Em A metrópole e a vida mental, Georg Simmel trata, sobretudo, das consequências psicológicas sofridas pelo indivíduo em decorrência do convívio em espaços urbanizados. O século XVIII representou um momento histórico de desprendimento de instituições como o Estado e a religião, além de trazer à tona a contradição imposta pela especialização do trabalho. Ao mesmo tempo em que o homem “moderno” se vê livre, sob diversos aspectos, como nunca antes, cada indivíduo torna-se único e, em certa medida, indispensável. Contudo, essa mesma especialização o torna proporcionalmente mais dependente das atividades suplementares dos outros. Paralelamente, esse homem pode ser substituído de forma impessoal.
Tais contradições, de acordo com Simmel, revelam-se com maior intensidade no espaço urbano das grandes cidades — ambiente marcado pelos grandes estímulos nervosos. A metrópole extrai do homem uma quantidade distinta de consciência quando comparada à vida rural. O ritmo das atividades econômicas, da leitura sensorial e da mudança de hábitos provoca um choque psíquico notável sobre as pessoas, obrigando-as a adaptações que as distanciam afetivamente. Esse distanciamento tem raízes sociais e econômicas, pois, segundo Simmel, “(...) o homem metropolitano negocia com seus fornecedores e clientes, seus empregados domésticos e frequentemente até com pessoas com quem é obrigado a ter intercâmbio social. (...) A economia do dinheiro domina a metrópole”. O autor ressalta a complexidade dessas relações, sustentadas por uma “pontualidade” inexistente em áreas rurais. Ao usar Londres como exemplo, Simmel a descreve como o cérebro da Inglaterra (e não o seu coração). O estado de ânimo blasé seria o reflexo da interiorização da economia monetária metropolitana. A anonimidade característica do indivíduo nas grandes cidades constitui um modo de “defesa”: uma reserva imposta às relações sociais urbanas.
Na verdade, essa indiferença seria tão antinatural quanto insuportável seria a difusão de uma sugestão mútua indiscriminada. A antipatia protege o homem de ambos os perigos típicos da metrópole: a indiferença e a sugestibilidade indiscriminada. Uma antipatia latente e um estágio preparatório do antagonismo prático estabelecem as distâncias e aversões sem as quais esse modo de vida não poderia ser mantido (p. 17).
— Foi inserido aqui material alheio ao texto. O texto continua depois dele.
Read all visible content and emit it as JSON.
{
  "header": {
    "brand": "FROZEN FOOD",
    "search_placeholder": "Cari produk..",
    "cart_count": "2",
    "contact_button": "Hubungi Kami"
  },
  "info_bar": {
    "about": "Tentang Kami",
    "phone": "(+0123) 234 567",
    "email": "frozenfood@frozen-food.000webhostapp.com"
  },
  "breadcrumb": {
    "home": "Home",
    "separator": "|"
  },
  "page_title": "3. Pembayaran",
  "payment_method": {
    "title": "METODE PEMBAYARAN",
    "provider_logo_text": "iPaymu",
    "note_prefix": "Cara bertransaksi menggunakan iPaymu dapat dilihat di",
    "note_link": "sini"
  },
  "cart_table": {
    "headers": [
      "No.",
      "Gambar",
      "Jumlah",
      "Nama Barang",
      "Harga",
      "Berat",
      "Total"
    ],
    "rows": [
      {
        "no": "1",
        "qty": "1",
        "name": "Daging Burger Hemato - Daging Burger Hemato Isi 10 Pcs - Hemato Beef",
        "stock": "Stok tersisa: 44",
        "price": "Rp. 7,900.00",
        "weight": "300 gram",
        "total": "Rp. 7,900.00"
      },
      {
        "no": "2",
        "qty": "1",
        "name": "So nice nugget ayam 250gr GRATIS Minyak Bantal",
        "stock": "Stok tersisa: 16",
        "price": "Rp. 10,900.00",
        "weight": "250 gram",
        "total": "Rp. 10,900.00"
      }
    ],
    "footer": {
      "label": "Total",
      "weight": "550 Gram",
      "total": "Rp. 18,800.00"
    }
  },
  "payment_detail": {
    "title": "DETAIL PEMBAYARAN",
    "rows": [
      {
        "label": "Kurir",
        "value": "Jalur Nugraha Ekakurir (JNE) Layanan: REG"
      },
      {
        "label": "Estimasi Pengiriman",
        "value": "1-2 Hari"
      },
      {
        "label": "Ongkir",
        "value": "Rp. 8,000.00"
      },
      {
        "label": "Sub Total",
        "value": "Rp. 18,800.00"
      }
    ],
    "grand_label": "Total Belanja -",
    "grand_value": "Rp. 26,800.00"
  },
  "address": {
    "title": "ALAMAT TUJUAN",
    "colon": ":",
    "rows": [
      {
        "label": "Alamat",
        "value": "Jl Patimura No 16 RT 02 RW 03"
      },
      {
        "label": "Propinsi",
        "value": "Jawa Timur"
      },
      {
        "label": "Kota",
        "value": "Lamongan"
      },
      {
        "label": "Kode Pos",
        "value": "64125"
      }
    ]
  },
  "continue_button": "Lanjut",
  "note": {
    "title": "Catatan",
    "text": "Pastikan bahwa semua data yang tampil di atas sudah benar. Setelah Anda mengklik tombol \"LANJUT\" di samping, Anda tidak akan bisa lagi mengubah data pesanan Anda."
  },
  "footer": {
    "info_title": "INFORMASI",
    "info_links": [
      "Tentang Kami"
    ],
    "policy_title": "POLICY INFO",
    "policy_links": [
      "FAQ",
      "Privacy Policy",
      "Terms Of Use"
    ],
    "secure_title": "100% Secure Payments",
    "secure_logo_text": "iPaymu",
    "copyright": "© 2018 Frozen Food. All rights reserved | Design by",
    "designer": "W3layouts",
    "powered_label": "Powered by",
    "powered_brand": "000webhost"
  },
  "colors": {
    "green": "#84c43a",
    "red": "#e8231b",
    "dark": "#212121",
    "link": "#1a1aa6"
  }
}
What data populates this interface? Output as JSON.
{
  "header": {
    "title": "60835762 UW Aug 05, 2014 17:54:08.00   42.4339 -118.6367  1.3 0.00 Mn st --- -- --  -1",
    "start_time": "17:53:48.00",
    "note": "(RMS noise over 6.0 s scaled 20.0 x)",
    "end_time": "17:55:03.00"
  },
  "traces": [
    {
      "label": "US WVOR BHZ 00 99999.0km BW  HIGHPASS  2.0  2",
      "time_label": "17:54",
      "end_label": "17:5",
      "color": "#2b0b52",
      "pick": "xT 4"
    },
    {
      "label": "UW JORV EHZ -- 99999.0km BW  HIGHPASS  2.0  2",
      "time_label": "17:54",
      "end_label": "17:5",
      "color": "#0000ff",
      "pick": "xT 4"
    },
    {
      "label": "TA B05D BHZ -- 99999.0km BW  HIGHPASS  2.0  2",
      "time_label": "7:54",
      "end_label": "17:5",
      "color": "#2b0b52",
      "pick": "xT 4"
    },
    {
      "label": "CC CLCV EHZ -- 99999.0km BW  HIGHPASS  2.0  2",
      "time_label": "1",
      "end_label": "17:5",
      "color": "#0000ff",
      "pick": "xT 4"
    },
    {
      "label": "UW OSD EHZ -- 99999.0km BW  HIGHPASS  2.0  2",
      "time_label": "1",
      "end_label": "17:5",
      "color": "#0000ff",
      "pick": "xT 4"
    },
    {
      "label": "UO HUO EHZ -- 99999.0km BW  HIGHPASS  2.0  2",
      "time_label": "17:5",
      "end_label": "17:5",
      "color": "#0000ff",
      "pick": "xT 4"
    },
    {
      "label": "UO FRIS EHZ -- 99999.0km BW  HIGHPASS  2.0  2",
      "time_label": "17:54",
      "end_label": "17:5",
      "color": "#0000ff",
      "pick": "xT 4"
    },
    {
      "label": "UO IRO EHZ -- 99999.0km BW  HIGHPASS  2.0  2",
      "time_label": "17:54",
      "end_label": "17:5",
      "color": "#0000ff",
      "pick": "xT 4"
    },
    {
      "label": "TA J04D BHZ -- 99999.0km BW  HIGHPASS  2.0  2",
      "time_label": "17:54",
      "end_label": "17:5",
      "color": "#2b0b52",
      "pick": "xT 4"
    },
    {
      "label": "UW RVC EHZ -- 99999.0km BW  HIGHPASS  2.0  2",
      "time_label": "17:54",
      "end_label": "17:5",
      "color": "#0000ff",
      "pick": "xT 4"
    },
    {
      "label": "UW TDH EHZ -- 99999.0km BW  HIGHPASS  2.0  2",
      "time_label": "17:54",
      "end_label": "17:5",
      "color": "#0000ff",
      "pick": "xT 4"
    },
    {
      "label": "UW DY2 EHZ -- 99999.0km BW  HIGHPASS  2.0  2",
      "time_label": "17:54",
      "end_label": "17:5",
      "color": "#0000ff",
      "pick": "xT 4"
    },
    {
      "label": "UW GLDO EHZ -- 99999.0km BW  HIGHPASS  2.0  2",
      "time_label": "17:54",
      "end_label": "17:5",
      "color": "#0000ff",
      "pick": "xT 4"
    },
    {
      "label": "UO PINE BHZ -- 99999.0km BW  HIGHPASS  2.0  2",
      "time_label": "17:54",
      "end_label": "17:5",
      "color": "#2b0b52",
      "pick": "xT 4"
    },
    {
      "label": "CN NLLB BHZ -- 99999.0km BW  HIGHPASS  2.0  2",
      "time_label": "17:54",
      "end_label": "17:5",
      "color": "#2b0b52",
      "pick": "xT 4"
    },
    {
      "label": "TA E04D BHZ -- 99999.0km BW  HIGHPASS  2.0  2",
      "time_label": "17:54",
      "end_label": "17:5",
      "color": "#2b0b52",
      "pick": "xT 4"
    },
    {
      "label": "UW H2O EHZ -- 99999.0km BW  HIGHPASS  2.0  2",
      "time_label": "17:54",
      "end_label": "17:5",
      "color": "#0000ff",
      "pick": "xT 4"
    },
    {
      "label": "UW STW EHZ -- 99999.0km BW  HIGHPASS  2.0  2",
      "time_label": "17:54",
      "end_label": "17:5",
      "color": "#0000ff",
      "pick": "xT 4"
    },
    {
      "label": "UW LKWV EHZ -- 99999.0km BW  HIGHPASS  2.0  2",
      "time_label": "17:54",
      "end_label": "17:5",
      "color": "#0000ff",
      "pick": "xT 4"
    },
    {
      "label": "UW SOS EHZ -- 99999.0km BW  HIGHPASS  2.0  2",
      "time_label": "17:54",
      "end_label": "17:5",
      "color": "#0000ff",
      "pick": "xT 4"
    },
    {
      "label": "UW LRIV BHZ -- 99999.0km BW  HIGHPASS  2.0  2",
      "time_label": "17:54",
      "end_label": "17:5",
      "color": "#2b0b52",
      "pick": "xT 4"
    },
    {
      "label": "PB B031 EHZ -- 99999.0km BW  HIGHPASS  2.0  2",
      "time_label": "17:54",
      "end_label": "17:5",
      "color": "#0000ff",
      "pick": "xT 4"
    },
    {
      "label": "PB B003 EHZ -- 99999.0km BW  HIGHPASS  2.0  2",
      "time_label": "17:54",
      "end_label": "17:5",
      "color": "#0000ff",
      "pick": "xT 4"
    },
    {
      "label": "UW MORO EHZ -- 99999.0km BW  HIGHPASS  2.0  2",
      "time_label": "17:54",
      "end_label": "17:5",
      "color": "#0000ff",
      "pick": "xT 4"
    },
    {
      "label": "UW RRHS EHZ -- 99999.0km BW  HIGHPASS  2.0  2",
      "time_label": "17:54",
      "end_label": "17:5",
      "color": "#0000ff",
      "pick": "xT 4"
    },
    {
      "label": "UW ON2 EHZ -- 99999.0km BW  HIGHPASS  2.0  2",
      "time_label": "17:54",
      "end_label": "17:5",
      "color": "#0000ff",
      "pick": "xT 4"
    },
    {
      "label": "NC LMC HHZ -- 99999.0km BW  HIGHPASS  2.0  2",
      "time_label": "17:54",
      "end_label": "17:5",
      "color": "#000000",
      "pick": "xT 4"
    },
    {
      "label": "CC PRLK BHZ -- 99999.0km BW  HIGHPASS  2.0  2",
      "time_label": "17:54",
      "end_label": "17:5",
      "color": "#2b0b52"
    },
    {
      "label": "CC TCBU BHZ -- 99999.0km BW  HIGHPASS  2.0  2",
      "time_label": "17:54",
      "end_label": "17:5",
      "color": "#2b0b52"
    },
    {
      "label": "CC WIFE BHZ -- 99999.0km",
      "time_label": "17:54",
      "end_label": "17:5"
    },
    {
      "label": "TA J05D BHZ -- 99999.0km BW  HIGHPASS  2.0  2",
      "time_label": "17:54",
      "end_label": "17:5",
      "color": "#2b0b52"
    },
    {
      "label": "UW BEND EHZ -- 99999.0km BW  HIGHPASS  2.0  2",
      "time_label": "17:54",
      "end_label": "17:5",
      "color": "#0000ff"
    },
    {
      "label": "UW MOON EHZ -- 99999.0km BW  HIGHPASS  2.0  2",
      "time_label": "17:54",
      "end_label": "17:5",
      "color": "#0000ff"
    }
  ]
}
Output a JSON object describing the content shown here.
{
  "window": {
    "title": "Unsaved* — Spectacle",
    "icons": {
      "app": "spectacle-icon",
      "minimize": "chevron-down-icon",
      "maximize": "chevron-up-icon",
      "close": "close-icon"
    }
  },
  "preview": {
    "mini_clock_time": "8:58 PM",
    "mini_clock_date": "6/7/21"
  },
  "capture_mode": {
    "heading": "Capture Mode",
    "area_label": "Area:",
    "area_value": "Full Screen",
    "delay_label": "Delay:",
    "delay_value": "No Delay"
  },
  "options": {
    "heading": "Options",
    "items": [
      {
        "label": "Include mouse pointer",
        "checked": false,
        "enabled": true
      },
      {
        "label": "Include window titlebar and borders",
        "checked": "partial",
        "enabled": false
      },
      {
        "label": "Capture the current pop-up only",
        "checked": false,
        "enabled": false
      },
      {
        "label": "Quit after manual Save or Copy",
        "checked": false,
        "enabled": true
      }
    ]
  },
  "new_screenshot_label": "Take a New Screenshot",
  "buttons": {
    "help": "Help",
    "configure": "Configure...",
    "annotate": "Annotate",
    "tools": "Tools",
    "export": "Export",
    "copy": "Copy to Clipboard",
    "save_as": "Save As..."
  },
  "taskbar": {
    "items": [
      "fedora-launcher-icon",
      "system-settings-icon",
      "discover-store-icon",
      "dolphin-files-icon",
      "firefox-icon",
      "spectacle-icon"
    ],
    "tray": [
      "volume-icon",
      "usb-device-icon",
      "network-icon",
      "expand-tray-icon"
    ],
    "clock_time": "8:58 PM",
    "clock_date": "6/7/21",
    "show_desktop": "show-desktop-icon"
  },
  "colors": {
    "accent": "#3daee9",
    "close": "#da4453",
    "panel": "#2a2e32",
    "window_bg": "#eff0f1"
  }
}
Em comparação com o homem metropolitano, o homem do campo está mais vinculado ao ritmo natural das coisas, ao passo que, nas grandes cidades, impõe-se a necessidade de uma “intelectualização” e de uma postura social que interfere cotidianamente na vida psíquica. Segundo o autor, há desafios específicos da vida metropolitana: a pessoa precisa expandir e afirmar sua personalidade em dimensões maiores e, quando o dispêndio energético atinge seus limites, surge a necessidade de explorar diferenças qualitativas para atrair a atenção do círculo social. Isso faz com que o homem metropolitano assuma peculiaridades mais extravagantes. A cidade, portanto, ao mesmo tempo que liberta, sufoca, tornando o indivíduo anônimo e distante do grupo. A impessoalidade inerente ao metropolitano deixa cicatrizes psíquicas e emocionais marcantes.
Um ponto fundamental para compreender o texto é a definição de “metropolitano”, que significa, antes de tudo, o moderno. A metrópole e, por conseguinte, a modernidade caracterizam-se pela prevalência do “espírito objetivo”, em contraste com o “espírito subjetivo” associado ao primitivo.
Esse conceito de metropolitano, trabalhado por Simmel, merece atenção especial no desenvolvimento da problemática proposta no meu projeto de dissertação. Quando me proponho a analisar a percepção dos impactos das políticas públicas de turismo pelos cidadãos da sede de Diamantina (associada ao urbano), em comparação com a percepção dos moradores das comunidades tradicionais diamantinenses, torna-se imprescindível debater o que é o urbano — e o que não é. Tais políticas públicas costumam ser executadas em espaços urbanizados, que geralmente acolhem o turista. No caso de Diamantina, porém, talvez esses não sejam os locais que mais demandam a execução dessas políticas, em detrimento do entorno, frequentemente mais carente de ações governamentais. Esse é um dos desafios centrais do meu projeto, em que a leitura de Simmel se mostra especialmente útil.
REFERÊNCIAS BIBLIOGRÁFICAS
SIMMEL, Georg. 1967 [1903]. “A metrópole e a vida mental”. In VELHO, Otávio Guilherme (org.). O fenômeno urbano.